Women were only allowed to wear jogging suits as he feared other men's prying eyes on them. When they appeared in front of his trusted group of male friends, they were asked to stand facing the wall so that other men wouldn't look at them.
According to various women's accounts, they found a way to get out of the sex cult by making up an excuse. Pace said she had to collect a few things from her uncle's house down the road and never returned.
Similarly, Jones said she had to meet her son and found her freedom. In her interview with Rolling Stone, she said Kelly physically assaulted her when he saw her again at a performance in Dallas.
"I walked on the bus and I was like, 'Hey daddy!' And I went to go hug him and he was like, 'Bitch, I'm not giving you shit' and he was just attacking me," she said.
So far, Kelly's camp has denied operating a sex cult but several women have come forward with stories that stand contrary to what he's said.
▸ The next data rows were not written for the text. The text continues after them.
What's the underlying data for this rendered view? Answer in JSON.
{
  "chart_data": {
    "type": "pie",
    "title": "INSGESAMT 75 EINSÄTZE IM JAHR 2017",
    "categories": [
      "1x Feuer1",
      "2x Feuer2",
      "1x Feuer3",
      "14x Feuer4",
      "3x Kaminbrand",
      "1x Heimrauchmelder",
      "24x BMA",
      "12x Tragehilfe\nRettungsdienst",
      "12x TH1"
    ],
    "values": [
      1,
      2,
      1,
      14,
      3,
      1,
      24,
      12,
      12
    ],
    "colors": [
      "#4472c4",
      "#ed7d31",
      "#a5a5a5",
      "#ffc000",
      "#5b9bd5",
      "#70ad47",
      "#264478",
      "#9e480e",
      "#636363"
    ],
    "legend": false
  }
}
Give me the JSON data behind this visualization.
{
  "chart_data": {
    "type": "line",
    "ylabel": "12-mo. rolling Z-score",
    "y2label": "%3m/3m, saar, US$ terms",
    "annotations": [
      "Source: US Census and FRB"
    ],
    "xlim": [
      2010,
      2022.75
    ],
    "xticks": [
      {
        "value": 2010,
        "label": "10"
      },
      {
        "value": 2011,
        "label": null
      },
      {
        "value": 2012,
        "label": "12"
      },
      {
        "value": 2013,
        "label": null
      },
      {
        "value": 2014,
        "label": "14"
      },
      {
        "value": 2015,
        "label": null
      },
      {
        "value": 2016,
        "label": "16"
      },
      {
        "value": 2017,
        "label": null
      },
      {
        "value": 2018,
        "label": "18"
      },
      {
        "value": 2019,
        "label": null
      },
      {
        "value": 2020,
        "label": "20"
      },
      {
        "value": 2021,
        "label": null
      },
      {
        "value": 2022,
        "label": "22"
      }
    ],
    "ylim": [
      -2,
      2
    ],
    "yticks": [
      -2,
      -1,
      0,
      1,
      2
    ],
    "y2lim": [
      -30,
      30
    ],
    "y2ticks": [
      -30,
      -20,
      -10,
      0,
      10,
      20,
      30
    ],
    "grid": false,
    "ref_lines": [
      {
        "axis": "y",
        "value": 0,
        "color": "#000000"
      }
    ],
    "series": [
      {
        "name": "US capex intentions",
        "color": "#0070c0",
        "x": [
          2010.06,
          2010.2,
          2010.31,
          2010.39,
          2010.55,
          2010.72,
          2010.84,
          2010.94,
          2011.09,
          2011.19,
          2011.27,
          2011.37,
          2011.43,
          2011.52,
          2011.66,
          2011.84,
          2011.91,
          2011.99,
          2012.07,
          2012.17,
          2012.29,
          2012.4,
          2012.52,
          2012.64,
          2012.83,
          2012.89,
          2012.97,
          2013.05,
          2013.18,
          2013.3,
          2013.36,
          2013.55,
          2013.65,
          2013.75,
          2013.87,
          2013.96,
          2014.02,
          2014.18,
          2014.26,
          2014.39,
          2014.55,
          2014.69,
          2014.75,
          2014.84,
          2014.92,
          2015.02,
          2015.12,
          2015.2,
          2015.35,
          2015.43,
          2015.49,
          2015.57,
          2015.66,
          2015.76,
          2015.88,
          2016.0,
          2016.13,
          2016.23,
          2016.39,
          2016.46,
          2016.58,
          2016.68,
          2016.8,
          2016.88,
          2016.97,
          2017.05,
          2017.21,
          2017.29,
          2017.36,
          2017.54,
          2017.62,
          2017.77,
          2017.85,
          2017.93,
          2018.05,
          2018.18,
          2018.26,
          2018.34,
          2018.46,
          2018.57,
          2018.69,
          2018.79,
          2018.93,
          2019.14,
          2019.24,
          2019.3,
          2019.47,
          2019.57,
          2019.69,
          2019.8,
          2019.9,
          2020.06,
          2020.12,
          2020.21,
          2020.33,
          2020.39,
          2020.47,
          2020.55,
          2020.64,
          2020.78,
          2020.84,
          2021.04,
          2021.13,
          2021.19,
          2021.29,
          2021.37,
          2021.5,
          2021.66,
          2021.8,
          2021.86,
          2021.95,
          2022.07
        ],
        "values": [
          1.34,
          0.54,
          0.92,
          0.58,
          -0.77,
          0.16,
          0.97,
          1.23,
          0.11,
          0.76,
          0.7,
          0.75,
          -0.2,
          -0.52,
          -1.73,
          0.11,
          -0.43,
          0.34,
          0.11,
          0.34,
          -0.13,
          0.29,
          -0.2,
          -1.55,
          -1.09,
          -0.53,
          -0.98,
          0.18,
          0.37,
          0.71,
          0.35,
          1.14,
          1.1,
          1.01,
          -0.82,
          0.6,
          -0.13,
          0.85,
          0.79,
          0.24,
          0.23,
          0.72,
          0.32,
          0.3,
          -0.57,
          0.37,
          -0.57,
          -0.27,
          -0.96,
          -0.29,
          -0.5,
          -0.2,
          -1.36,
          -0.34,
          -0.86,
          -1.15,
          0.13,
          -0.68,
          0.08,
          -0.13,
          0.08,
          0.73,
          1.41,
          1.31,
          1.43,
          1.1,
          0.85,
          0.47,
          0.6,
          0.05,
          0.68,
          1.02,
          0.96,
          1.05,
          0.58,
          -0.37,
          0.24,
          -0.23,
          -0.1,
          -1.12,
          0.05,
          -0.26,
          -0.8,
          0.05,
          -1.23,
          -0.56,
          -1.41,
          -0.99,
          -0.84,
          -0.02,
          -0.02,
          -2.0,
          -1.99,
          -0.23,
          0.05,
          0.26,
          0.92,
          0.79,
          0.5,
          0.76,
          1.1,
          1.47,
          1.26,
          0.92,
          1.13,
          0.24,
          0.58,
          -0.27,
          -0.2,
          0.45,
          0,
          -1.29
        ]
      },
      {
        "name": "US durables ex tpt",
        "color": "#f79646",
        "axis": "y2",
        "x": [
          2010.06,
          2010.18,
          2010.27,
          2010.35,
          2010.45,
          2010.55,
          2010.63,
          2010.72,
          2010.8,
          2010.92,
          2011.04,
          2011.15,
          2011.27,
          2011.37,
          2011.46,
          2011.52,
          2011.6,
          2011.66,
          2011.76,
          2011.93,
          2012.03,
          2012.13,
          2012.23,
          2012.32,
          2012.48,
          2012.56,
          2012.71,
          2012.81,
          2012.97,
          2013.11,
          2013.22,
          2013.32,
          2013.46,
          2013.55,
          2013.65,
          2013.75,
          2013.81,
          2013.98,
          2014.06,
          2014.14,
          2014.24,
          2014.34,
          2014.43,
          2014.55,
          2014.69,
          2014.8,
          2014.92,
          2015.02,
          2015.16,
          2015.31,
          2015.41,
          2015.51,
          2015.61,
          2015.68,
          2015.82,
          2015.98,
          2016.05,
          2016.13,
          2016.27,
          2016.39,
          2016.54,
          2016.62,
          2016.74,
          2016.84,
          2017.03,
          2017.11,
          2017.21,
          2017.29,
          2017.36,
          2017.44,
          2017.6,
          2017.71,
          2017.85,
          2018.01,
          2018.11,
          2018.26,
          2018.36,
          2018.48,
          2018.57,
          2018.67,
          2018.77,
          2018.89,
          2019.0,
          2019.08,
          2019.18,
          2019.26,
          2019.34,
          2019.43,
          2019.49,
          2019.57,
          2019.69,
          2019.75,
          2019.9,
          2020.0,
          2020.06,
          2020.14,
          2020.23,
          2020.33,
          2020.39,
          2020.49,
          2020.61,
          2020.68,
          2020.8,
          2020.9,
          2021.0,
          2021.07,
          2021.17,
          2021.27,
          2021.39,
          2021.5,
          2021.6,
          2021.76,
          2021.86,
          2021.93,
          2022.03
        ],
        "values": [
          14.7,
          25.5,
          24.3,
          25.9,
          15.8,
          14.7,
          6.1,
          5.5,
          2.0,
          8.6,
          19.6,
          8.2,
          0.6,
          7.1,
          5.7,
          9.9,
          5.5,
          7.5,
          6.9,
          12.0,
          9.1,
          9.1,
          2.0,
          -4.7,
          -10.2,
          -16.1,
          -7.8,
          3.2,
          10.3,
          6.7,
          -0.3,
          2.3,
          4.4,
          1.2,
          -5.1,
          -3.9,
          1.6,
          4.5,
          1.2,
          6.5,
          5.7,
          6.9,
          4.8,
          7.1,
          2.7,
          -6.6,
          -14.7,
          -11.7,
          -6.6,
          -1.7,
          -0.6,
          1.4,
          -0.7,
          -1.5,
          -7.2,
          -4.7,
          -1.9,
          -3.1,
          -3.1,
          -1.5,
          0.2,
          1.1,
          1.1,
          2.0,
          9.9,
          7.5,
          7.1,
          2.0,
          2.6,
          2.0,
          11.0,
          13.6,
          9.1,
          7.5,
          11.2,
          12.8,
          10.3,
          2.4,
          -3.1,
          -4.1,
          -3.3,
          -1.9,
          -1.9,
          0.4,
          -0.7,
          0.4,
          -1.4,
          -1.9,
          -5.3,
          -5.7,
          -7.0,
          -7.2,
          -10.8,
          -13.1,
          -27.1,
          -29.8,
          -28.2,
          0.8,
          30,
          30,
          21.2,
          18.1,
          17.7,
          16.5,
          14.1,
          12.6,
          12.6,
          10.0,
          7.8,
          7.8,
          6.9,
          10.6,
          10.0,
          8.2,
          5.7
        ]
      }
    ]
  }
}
Kelly's alleged sex cult has never been part of a police investigation however, the singer has been involved in several lawsuits for sexual misconduct.
In 2003, he was arrested after a 26-minute-video of him having sex with a 15-year-old surfaced. He was heard asking her to call him daddy and then, peeing in her mouth. However, he was acquitted in 2008 as the jury couldn't establish Kelly's presence with certainty.
Even as the women in his alleged sex cult have found their way out of his grips, some of them are still struggling to get on with a normal life.
Most of them haven't pressed charges against the singer but the 19-year-old's complaint with the Dallas police could pave the way for an investigation into Kelly's alleged sexual assault.
According to Dallas News, the police are already investigating her claims that Kelly, "knowingly and intentionally" transmitted an STD while she lived with him. In this context, McGee's observation of the singer could provide some insight. "R. Kelly is the sweetest person you will ever want to meet but Robert is the devil."